E.R. — Pour la littérature, le problème est très complexe. Il faut distinguer deux choses : les énoncés théoriques de Tel Quel et la production des textes littéraires. Etaient-ils, ces textes, ou non, traversés par les interrogations lacaniennes, ou par celles du freudisme ? Le problème était d’autant plus complexe que l’aventure Tel Quel était le symptôme de ce qui se passait ailleurs dans la littérature en dehors du groupe. Il aurait fallu comparer avec les surréalistes, montrer la persistance, malgré les différences, du modèle de la Révolution d’Octobre côté marxiste et, à l’opposé, du côté de la psychanalyse, les conséquences du déclin de la psychiatrie dynamique, qui modifie le rapport des écrivains à la clinique : les surréalistes fréquentaient les hôpitaux, pas les Tel Queliens. Tout cela aurait nécessité une cinquantaine de pages… D’autre part, je n’avais pas le recul suffisant pour circonscrire les textes littéraires déterminants pour cette époque. J’ai donc choisi de m’en tenir à des hypothèses et de laisser la question ouverte. Pour la « Nouvelle Philosophie », je crois qu’il faut séparer les textes de Lardreau et Jambet des autres. Il est incontestable qu’ils sont avec Milner les seuls de ce courant à avoir fait passer dans leurs interrogations proprement philosophiques quelque chose du message lacanien. Mais là encore, je ne suis pas sûre d’avoir eu le recul nécessaire.

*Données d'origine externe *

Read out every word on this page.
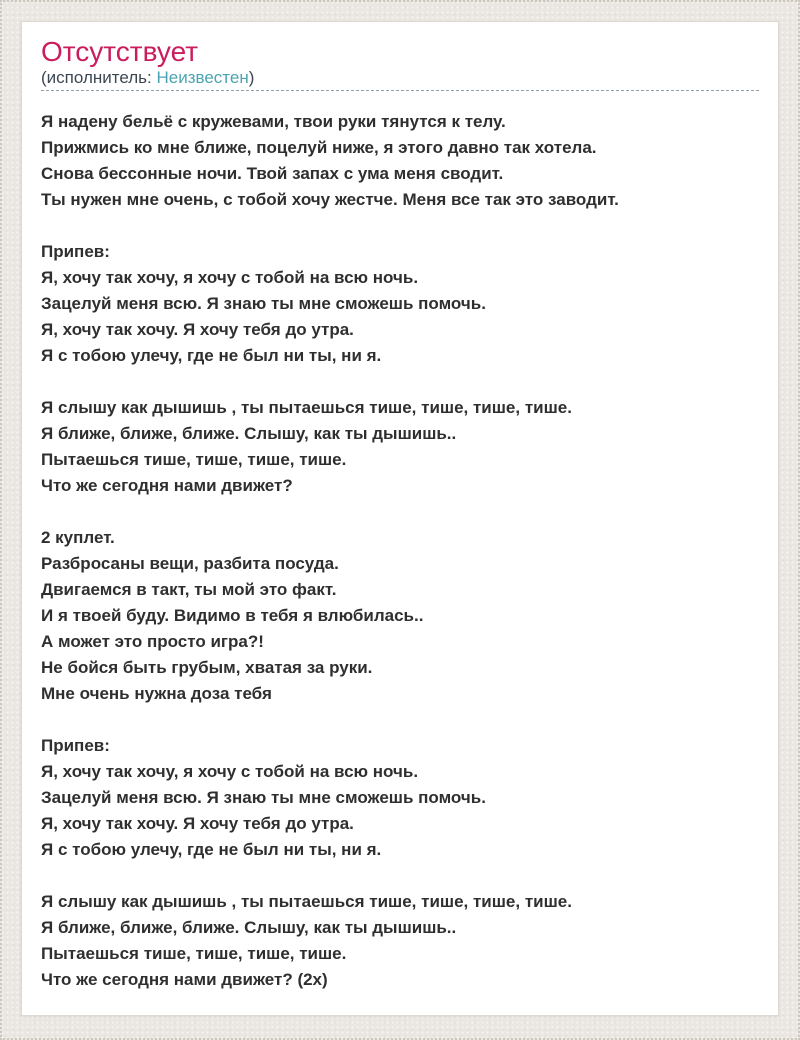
Отсутствует
(исполнитель: Неизвестен)
Я надену бельё с кружевами, твои руки тянутся к телу.
Прижмись ко мне ближе, поцелуй ниже, я этого давно так хотела.
Снова бессонные ночи. Твой запах с ума меня сводит.
Ты нужен мне очень, с тобой хочу жестче. Меня все так это заводит.
Припев:
Я, хочу так хочу, я хочу с тобой на всю ночь.
Зацелуй меня всю. Я знаю ты мне сможешь помочь.
Я, хочу так хочу. Я хочу тебя до утра.
Я с тобою улечу, где не был ни ты, ни я.
Я слышу как дышишь , ты пытаешься тише, тише, тише, тише.
Я ближе, ближе, ближе. Слышу, как ты дышишь..
Пытаешься тише, тише, тише, тише.
Что же сегодня нами движет?
2 куплет.
Разбросаны вещи, разбита посуда.
Двигаемся в такт, ты мой это факт.
И я твоей буду. Видимо в тебя я влюбилась..
А может это просто игра?!
Не бойся быть грубым, хватая за руки.
Мне очень нужна доза тебя
Припев:
Я, хочу так хочу, я хочу с тобой на всю ночь.
Зацелуй меня всю. Я знаю ты мне сможешь помочь.
Я, хочу так хочу. Я хочу тебя до утра.
Я с тобою улечу, где не был ни ты, ни я.
Я слышу как дышишь , ты пытаешься тише, тише, тише, тише.
Я ближе, ближе, ближе. Слышу, как ты дышишь..
Пытаешься тише, тише, тише, тише.
Что же сегодня нами движет? (2x)
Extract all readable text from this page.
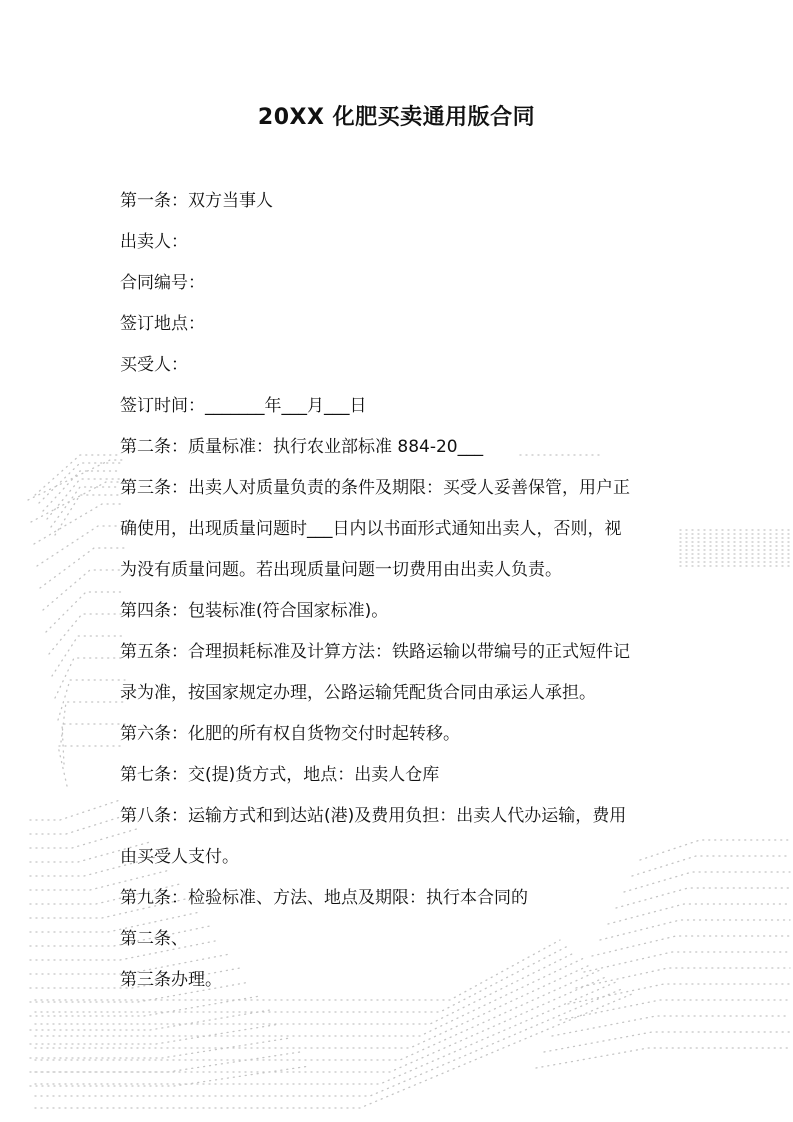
20XX 化肥买卖通用版合同
第一条：双方当事人
出卖人：
合同编号：
签订地点：
买受人：
签订时间：_______年___月___日
第二条：质量标准：执行农业部标准 884-20___
第三条：出卖人对质量负责的条件及期限：买受人妥善保管，用户正
确使用，出现质量问题时___日内以书面形式通知出卖人，否则，视
为没有质量问题。若出现质量问题一切费用由出卖人负责。
第四条：包装标准(符合国家标准)。
第五条：合理损耗标准及计算方法：铁路运输以带编号的正式短件记
录为准，按国家规定办理，公路运输凭配货合同由承运人承担。
第六条：化肥的所有权自货物交付时起转移。
第七条：交(提)货方式，地点：出卖人仓库
第八条：运输方式和到达站(港)及费用负担：出卖人代办运输，费用
由买受人支付。
第九条：检验标准、方法、地点及期限：执行本合同的
第二条、
第三条办理。
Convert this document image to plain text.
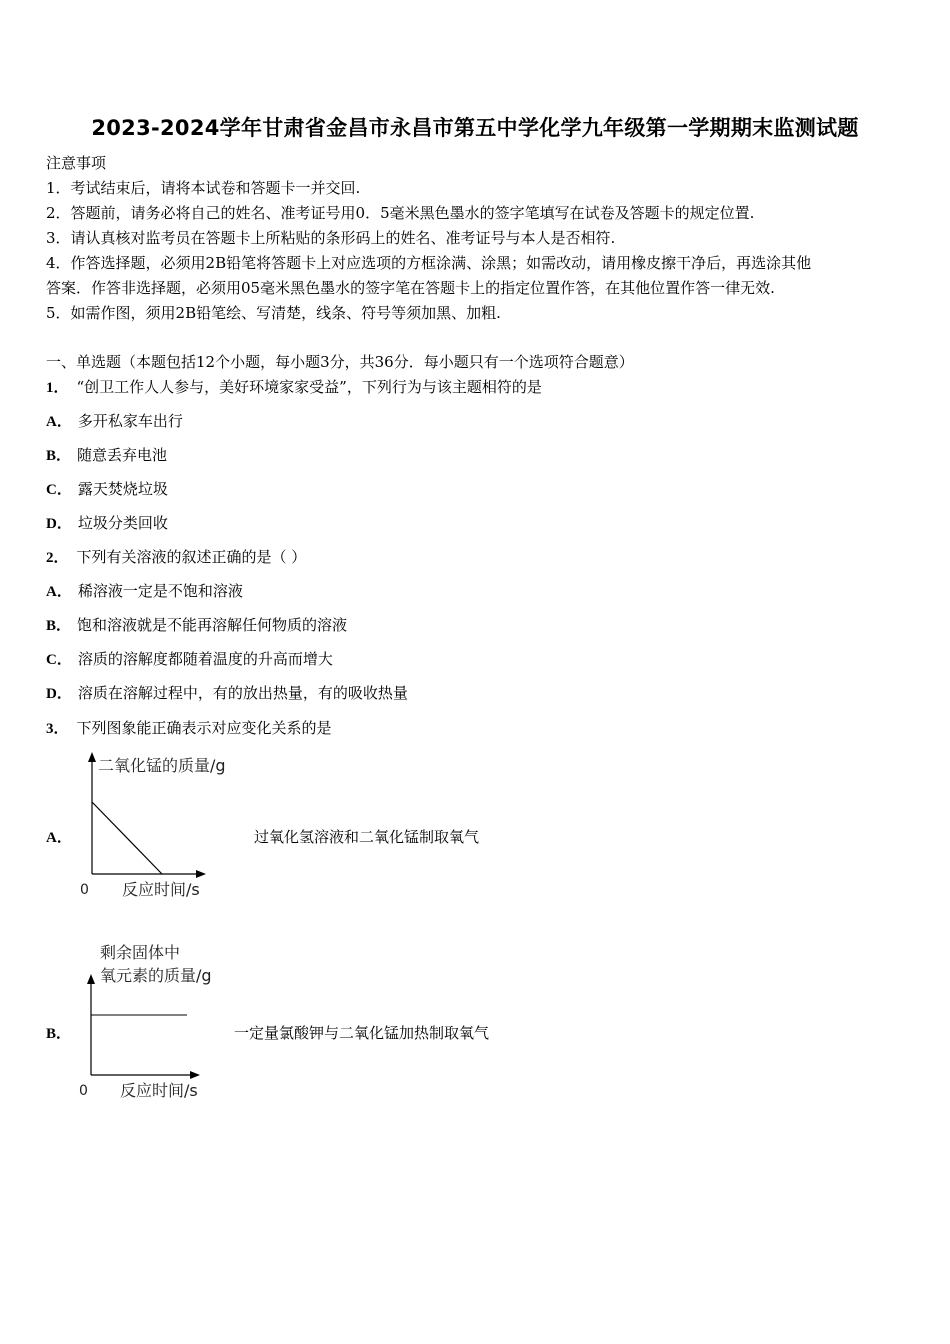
2023-2024学年甘肃省金昌市永昌市第五中学化学九年级第一学期期末监测试题
注意事项
1．考试结束后，请将本试卷和答题卡一并交回.
2．答题前，请务必将自己的姓名、准考证号用0．5毫米黑色墨水的签字笔填写在试卷及答题卡的规定位置.
3．请认真核对监考员在答题卡上所粘贴的条形码上的姓名、准考证号与本人是否相符.
4．作答选择题，必须用2B铅笔将答题卡上对应选项的方框涂满、涂黑；如需改动，请用橡皮擦干净后，再选涂其他
答案．作答非选择题，必须用05毫米黑色墨水的签字笔在答题卡上的指定位置作答，在其他位置作答一律无效.
5．如需作图，须用2B铅笔绘、写清楚，线条、符号等须加黑、加粗.
一、单选题（本题包括12个小题，每小题3分，共36分．每小题只有一个选项符合题意）
1． “创卫工作人人参与，美好环境家家受益”，下列行为与该主题相符的是
A． 多开私家车出行
B． 随意丢弃电池
C． 露天焚烧垃圾
D． 垃圾分类回收
2． 下列有关溶液的叙述正确的是（ ）
A． 稀溶液一定是不饱和溶液
B． 饱和溶液就是不能再溶解任何物质的溶液
C． 溶质的溶解度都随着温度的升高而增大
D． 溶质在溶解过程中，有的放出热量，有的吸收热量
3． 下列图象能正确表示对应变化关系的是
A．
二氧化锰的质量/g
0 反应时间/s
过氧化氢溶液和二氧化锰制取氧气
B．
剩余固体中
氧元素的质量/g
0 反应时间/s
一定量氯酸钾与二氧化锰加热制取氧气
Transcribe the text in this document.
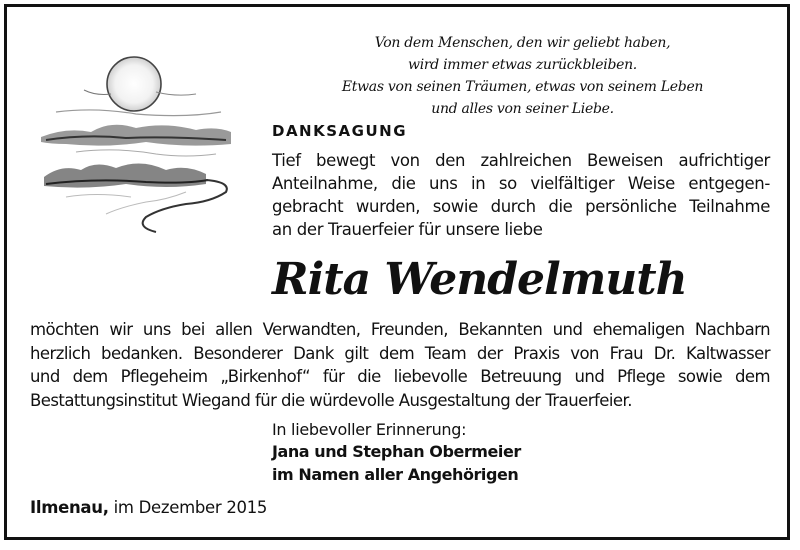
Von dem Menschen, den wir geliebt haben,
wird immer etwas zurückbleiben.
Etwas von seinen Träumen, etwas von seinem Leben
und alles von seiner Liebe.
DANKSAGUNG
Tief bewegt von den zahlreichen Beweisen aufrichtiger
Anteilnahme, die uns in so vielfältiger Weise entgegen-
gebracht wurden, sowie durch die persönliche Teilnahme
an der Trauerfeier für unsere liebe
Rita Wendelmuth
möchten wir uns bei allen Verwandten, Freunden, Bekannten und ehemaligen Nachbarn
herzlich bedanken. Besonderer Dank gilt dem Team der Praxis von Frau Dr. Kaltwasser
und dem Pflegeheim „Birkenhof“ für die liebevolle Betreuung und Pflege sowie dem
Bestattungsinstitut Wiegand für die würdevolle Ausgestaltung der Trauerfeier.
In liebevoller Erinnerung:
Jana und Stephan Obermeier
im Namen aller Angehörigen
Ilmenau, im Dezember 2015
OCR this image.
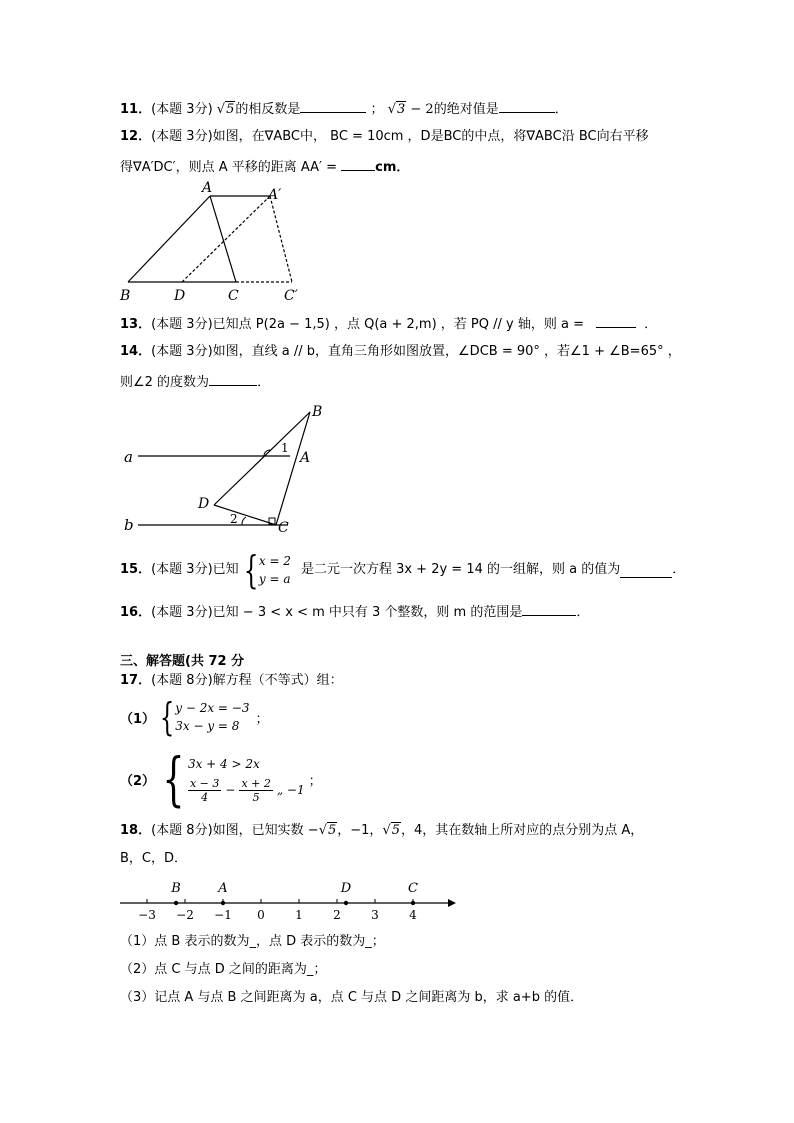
11．(本题 3分) √5的相反数是	； √3 − 2的绝对值是	．
12．(本题 3分)如图，在∇ABC中， BC = 10cm ，D是BC的中点，将∇ABC沿 BC向右平移
得∇A′DC′，则点 A 平移的距离 AA′ =	cm．
A	A′
B	D	C	C′
13．(本题 3分)已知点 P(2a − 1,5) ，点 Q(a + 2,m) ，若 PQ // y 轴，则 a =	．
14．(本题 3分)如图，直线 a // b，直角三角形如图放置，∠DCB = 90° ，若∠1 + ∠B=65° ，
则∠2 的度数为	．
a
b
B
A
C
D
1
2
15． (本题 3分) 已知 { x = 2
y = a
是二元一次方程 3x + 2y = 14 的一组解，则 a 的值为	．
16．(本题 3分)已知 − 3 < x < m 中只有 3 个整数，则 m 的范围是	．
三、解答题(共 72 分
17．(本题 8分)解方程（不等式）组：
（1） { y − 2x = −3
3x − y = 8	；
（2） { 3x + 4 > 2x
$\frac{x - 3}{4} - \frac{x + 2}{5}$ „ −1
；
18．(本题 8分)如图，已知实数 −√5，−1，√5，4，其在数轴上所对应的点分别为点 A，
B，C，D．
−3 −2 −1 0	1	2	3	4
B	A	D	C
（1）点 B 表示的数为_，点 D 表示的数为_；
（2）点 C 与点 D 之间的距离为_；
（3）记点 A 与点 B 之间距离为 a，点 C 与点 D 之间距离为 b，求 a+b 的值．
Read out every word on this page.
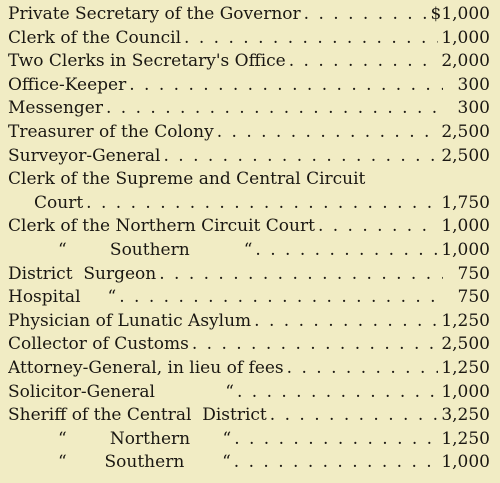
Private Secretary of the Governor . . .	$1,000
Clerk of the Council . . .	1,000
Two Clerks in Secretary's Office . . .	2,000
Office-Keeper . . .	300
Messenger . . .	300
Treasurer of the Colony . . .	2,500
Surveyor-General . . .	2,500
Clerk of the Supreme and Central Circuit
Court . . .	1,750
Clerk of the Northern Circuit Court . . .	1,000
“        Southern          “ . . .	1,000
District  Surgeon . . .	750
Hospital     “ . . .	750
Physician of Lunatic Asylum . . .	1,250
Collector of Customs . . .	2,500
Attorney-General, in lieu of fees . . .	1,250
Solicitor-General             “ . . .	1,000
Sheriff of the Central  District . . .	3,250
“        Northern      “ . . .	1,250
“       Southern       “ . . .	1,000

« Lacan était un théoricien considérable. Je crois qu’on va s’en apercevoir de plus en plus dans les années qui viennent. »

J.-P. S.Votre livre paraît alors que Lacan et la psychanalyse sont contestés de divers côtés : ici Verdiglione sert à construire l’image du psychanalyste-charlatan. On se sert de lui contre Lacan, là, les philosophes du « retour à Kant » nous proposent de ranger l’inconscient au rayon des accessoires d’importation germanique. Tout est-à recommencer ?

E.R. — Lacan était un théoricien considérable. Je crois qu’on va s’en apercevoir de plus en plus dans les années qui viennent, et pas forcément dans les domaines où on s’y attend le plus. Verdiglione est un escroc. Ce n’est pas pareil. C’est précisément pour se garantir contre des gens comme lui que les sociétés psychanalytiques se constituent en associations où les cotisations sont payées par les psychanalystes eux-mêmes et non par les patients. Un psychanalyste comme Lacan peut s’enrichir, mais cela relève de la profession libérale. Jamais l’argent des patients n’a servi à une quelconque fondation ! Les sociétés psychanalytiques doivent comme les autres rendre des comptes. Ce qui est, en revanche, intéressant dans le cas de Verdiglione, c’est qu’il ait pu drainer une partie de l’intelligentsia à ses colloques. Témoignant par là même de la crise de l’université, et d’une transformation en profondeur de la culture française dans le sens de la médiatisation. Pour ce qui concerne les autres attaques contre Lacan, j’y vois plutôt un signe du progrès du lacanisme en France. Que notre époque soit imbécile, c’est certain ! Les surréalistes nous manquent ! Mais n’oublions pas que c’est au moment où, en France, on traitait Freud de « sale Boche », que la pénétration de la psychanalyse a pu se faire. La pire des choses serait le silence ou l’oubli.